Hugh entró en el garaje (tan lleno de cachivaches que no quedaba espacio para el coche desde hacía años) y, después de rebuscar un rato, encontró un pedazo de alambre bastante recio. El hombre ya había hecho planes para aquella noche: primero sujetaría la cola de zorro a la antena de la radio del coche con el pedazo de alambre; luego cenaría algo, y a continuación viajaría a Greenspark, donde Alcohólicos Anónimos celebraba una reunión en el Salón de la Legión Americana, a las siete en punto. Tal vez era demasiado tarde para iniciar una nueva vida…, pero no para intentar averiguarlo, para saber con seguridad si era capaz o no de planteárselo.

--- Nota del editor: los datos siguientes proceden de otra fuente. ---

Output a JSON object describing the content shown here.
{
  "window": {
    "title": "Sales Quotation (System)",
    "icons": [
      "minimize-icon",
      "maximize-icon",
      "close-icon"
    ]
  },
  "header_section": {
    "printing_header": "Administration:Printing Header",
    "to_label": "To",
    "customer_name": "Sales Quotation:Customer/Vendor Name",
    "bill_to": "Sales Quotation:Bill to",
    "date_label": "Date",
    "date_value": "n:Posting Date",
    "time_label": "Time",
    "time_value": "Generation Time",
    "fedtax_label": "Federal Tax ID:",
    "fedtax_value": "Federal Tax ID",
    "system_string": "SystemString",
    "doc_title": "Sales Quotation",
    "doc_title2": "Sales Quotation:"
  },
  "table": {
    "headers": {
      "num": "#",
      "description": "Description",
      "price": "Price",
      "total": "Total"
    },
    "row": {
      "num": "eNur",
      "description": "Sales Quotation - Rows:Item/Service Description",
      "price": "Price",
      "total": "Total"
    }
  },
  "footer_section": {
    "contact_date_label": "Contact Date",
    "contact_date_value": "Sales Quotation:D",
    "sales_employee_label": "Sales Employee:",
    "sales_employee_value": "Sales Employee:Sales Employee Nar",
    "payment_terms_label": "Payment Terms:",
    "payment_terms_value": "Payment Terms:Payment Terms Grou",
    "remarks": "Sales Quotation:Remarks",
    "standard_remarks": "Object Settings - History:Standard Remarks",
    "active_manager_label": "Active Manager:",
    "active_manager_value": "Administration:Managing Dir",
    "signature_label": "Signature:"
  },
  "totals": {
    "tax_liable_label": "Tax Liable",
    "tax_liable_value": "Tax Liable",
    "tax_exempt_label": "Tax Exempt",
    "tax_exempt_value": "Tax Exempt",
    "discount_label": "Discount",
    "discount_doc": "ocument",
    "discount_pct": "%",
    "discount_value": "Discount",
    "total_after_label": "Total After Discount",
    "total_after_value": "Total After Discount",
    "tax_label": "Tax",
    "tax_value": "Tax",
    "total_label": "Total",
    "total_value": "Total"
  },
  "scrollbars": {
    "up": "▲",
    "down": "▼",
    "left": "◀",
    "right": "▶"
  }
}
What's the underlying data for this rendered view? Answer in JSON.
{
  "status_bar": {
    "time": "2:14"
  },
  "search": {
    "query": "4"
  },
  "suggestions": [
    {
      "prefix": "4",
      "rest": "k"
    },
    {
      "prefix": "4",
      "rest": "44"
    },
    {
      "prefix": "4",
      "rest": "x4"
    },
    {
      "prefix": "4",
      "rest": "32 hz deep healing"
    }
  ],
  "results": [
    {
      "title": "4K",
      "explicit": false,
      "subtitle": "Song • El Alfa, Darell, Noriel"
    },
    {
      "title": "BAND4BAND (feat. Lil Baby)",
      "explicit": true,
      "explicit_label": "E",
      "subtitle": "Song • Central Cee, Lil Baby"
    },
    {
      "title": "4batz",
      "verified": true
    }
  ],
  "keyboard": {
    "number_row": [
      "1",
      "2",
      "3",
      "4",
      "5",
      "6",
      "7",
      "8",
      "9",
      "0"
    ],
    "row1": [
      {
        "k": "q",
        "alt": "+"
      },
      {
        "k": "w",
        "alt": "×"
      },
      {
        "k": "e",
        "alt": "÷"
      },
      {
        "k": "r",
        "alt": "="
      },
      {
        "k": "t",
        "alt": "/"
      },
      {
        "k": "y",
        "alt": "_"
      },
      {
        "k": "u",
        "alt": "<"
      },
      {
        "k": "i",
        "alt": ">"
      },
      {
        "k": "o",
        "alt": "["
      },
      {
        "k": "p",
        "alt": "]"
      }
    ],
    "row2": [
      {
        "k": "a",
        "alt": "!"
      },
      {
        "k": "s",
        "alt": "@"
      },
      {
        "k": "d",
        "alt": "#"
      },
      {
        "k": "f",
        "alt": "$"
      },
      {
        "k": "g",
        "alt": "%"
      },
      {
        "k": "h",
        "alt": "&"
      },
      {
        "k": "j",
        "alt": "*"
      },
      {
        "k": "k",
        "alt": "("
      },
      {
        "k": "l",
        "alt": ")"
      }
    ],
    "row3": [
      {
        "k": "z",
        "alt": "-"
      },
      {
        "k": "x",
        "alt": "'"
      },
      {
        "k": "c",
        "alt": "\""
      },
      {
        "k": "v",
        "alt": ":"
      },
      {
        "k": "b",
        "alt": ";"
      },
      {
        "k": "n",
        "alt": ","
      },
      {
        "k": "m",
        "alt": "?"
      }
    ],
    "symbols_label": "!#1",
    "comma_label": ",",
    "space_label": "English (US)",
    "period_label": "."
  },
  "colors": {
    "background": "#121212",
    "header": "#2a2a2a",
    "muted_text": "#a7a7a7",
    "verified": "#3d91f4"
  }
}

Hizo un pequeño nudo corredizo en el alambre y lo sujetó firmemente al grueso extremo de la cola de zorro. A continuación se dispuso a atar el otro extremo del alambre en torno a la antena, pero sus dedos, que habían iniciado la operación con gestos rápidos y precisos, no tardaron en perder aquella primera energía. Hugh notó que su confianza desaparecía y que, en el vacío que esta dejaba, empezaba a instalarse la duda.
Hugh se imaginó llegando al aparcamiento frente a la Legión Americana y entrando en la reunión. Hasta allí, todo iba bien. Pero entonces imaginó a un chiquillo, como aquel que había aparecido delante de su camión hacía poco, pasando ante el local de la Legión mientras él explicaba a los reunidos que se llamaba Hugh P. y que era incapaz de dominarse respecto al alcohol. Algo llama la atención del muchacho: un destello anaranjado que destaca bajo el resplandor blanco azulado de las lámparas de sodio que iluminan el aparcamiento. El chico se acerca al Buick y examina la cola de zorro. Primero la toca; después, la acaricia. El chico mira a un lado y a otro, comprueba que no hay nadie y tira del adorno, rompiendo el alambre…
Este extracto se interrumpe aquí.